Oui, d’une certaine façon, mais, il y a quelques éléments qui nous ramènent à notre temps. J’ai écrit cela comme s’il s’agissait de personnages d’aujourd’hui. Ce temps baroque du 18e siècle ressemble étrangement à notre temps baroque contemporain. Entre ce 18e siècle et notre 21e siècle, il y a des choses qui restent très communes comme justement cette problématique qu’on retrouve chez ces deux grands personnages, le Chevalier Saint-Georges et le Chevalier d’Eon.

La pièce parle des relations entre hommes et femmes, entre fils d’esclave et chevalier travesti, entre Noirs et Blancs, mais aussi des masques imposés par la société. Peut-on dire que depuis le 18e siècle, fondamentalement, il n’y a rien qui a changé ?
Peu de choses ont changé. On pourrait presque dire que ce 18e siècle était plus tolérant et en avance que notre siècle à nous. C’est cela qui est très étonnant. Et c’est cela que j’ai voulu mettre en lumière : la pensée des Lumières qui est de plus en plus oubliée aujourd’hui. J’essaie encore – sans faire de jeux de mots – de la remettre en lumière et de montrer à la fois la dimension très humaniste et la complexité de tout cela.

Étonnamment, le Chevalier Saint-Georges et le Chevalier d’Eon partagent des secrets et des blessures, mais, au début, ils ne sont pas plus tolérants l'un vis-à-vis de l’autre...
Non, ils ne sont pas tolérants, mais peu à peu ils blessent l’autre à un point qu’ils se blessent eux-mêmes. Ce qu’ils font de mal à l’autre, sans le savoir, revient sur eux, parce que, au fond, c’est comme un écho de ce que eux, ils sont aussi. Comme cette histoire de la mère de Saint-Georges qui renvoie à la condition d’Eon comme mère. L’idée est : dans l’autre, il y a toujours un peu de soi.
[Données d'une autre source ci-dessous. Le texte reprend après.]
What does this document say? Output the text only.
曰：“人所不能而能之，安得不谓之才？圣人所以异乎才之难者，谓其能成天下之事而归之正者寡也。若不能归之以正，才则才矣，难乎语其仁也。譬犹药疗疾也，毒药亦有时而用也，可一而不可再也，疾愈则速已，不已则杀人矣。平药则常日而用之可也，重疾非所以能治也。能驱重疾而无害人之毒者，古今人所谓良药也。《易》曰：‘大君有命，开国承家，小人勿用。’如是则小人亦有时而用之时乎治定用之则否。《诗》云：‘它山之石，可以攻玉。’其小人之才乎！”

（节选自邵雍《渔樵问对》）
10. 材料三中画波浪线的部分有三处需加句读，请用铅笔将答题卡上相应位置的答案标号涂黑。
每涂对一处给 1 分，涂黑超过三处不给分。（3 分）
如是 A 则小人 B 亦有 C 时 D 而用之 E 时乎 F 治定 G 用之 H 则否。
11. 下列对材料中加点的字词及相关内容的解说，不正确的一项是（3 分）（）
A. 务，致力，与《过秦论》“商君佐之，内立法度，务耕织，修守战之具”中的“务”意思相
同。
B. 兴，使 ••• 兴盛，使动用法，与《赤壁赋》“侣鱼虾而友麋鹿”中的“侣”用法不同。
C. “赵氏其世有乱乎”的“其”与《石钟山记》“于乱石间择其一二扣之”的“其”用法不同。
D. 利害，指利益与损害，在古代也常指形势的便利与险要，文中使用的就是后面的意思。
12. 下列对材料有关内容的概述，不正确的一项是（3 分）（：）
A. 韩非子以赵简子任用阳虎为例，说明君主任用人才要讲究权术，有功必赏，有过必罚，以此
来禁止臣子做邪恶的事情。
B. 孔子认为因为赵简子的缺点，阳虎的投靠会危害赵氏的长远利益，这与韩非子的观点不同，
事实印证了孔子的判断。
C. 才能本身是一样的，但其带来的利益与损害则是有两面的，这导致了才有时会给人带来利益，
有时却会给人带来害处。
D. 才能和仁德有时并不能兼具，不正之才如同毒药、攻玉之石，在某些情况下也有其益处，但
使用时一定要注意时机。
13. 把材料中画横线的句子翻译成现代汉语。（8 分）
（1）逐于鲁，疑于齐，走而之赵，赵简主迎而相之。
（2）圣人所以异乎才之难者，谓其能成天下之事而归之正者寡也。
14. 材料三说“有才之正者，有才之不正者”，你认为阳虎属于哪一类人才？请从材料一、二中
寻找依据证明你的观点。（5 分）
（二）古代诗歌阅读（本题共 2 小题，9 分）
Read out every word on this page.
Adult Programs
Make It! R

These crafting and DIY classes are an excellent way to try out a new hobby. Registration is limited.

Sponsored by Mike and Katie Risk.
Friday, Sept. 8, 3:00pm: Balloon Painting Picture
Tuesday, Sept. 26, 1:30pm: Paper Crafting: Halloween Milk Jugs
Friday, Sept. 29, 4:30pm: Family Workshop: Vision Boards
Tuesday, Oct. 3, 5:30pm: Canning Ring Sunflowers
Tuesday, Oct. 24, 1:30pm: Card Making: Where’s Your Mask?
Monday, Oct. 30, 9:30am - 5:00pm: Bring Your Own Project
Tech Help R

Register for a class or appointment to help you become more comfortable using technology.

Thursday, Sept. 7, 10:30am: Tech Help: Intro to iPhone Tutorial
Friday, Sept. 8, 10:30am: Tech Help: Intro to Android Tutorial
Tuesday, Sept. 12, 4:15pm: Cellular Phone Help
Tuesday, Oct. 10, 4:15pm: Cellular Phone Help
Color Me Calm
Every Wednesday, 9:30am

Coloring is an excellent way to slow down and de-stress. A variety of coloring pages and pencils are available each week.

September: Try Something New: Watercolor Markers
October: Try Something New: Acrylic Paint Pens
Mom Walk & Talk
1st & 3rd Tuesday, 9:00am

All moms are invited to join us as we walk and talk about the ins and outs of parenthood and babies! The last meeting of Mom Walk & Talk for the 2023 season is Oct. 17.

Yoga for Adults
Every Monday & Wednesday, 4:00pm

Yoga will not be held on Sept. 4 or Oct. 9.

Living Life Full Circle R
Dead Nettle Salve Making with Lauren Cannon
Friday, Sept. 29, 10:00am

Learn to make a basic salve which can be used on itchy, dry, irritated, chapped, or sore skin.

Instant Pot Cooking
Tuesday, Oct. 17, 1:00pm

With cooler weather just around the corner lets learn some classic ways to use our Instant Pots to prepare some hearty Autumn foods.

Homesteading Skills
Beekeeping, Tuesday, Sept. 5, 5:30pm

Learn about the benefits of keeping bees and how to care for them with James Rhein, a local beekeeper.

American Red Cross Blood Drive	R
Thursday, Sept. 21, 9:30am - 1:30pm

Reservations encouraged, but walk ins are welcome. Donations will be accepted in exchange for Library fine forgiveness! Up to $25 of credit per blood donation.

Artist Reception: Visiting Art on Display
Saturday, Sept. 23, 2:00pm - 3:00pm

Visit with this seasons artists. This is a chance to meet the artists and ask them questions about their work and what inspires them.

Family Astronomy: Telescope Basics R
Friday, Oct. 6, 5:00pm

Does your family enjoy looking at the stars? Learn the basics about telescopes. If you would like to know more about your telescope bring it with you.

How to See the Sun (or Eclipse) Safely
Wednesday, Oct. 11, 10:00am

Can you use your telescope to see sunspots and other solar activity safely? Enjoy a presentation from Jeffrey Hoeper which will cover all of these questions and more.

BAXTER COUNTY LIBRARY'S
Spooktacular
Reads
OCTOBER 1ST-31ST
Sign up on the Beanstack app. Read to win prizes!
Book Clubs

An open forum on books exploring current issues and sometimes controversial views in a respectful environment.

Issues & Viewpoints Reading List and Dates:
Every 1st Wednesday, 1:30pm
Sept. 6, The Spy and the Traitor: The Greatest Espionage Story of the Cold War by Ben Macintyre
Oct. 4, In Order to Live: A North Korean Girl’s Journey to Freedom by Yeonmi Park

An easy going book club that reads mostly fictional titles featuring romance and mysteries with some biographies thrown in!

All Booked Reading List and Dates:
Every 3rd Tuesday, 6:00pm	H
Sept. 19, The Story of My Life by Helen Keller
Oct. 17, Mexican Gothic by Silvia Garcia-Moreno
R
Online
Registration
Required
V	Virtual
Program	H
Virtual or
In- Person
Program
Vous avez mis l’accent aussi sur des scènes sans parole. Dans la pièce, est-ce le corps qui exprime les blessures et les changements ?
Au-delà du texte qui est très écrit, il y a tout le corps qui joue. Derrière les masques et les paroles, il y a des sentiments, les corps, les blessures et la vie. Nous ne sommes pas simplement les gens que nous représentons socialement. Nous sommes aussi des organismes extrêmement sensibles. Chacun essaie à sa manière de se livrer au jeu social et de trouver dans ce jeu social notre place.

Le récit évoque l’affiche du duel entre les deux chevaliers : entre le beau Noir et la femme escrimeuse. Finalement, tout l’enjeu ne consiste-t-il pas à décrypter et à démonter cette affiche-là ?

L'affiche de Duel d'ombres, d'Alain Foix. Pascal Colrat

Voilà. C’est une dénonciation de ce règne de l’image qui essaie d’imposer des identités un peu factices aux gens et aux personnages. Voyez comment Saint-George a du mal à faire comprendre au début à d’Eon le piège de l’image dans lequel ils vont être plongés. D’Eon est toujours dans une espèce de jeu de représentation. En réalité, c’est une femme et un homme. Quand il comprend qu’il se fait prendre au piège de sa propre image, cela lui pose un vrai problème [rire]. Alors que Saint George connaît un peu mieux cette histoire, parce qu’il n’est pas propriétaire de son image. Il ne la joue pas, elle lui est imposée. C’est cela la grande différence.

« Une belle comédie peut sauver une vie ». Cette phrase est issue de votre spectacle. Vous y croyez dans la vie ?
C’est toute la question du théâtre : il faut une dramaturgie, une histoire qui raconte quelque chose au-delà des images. Cette comédie, pour sauver la vie, elle va aller un peu plus profondément que les images imposées. Ceux qui ont organisé le duel ont vendu une image : le chevalier noir contre le chevalier en dentelles. Ce que veut Saint-George, c’est bien plus que cela : sauver les personnages à travers une vraie histoire.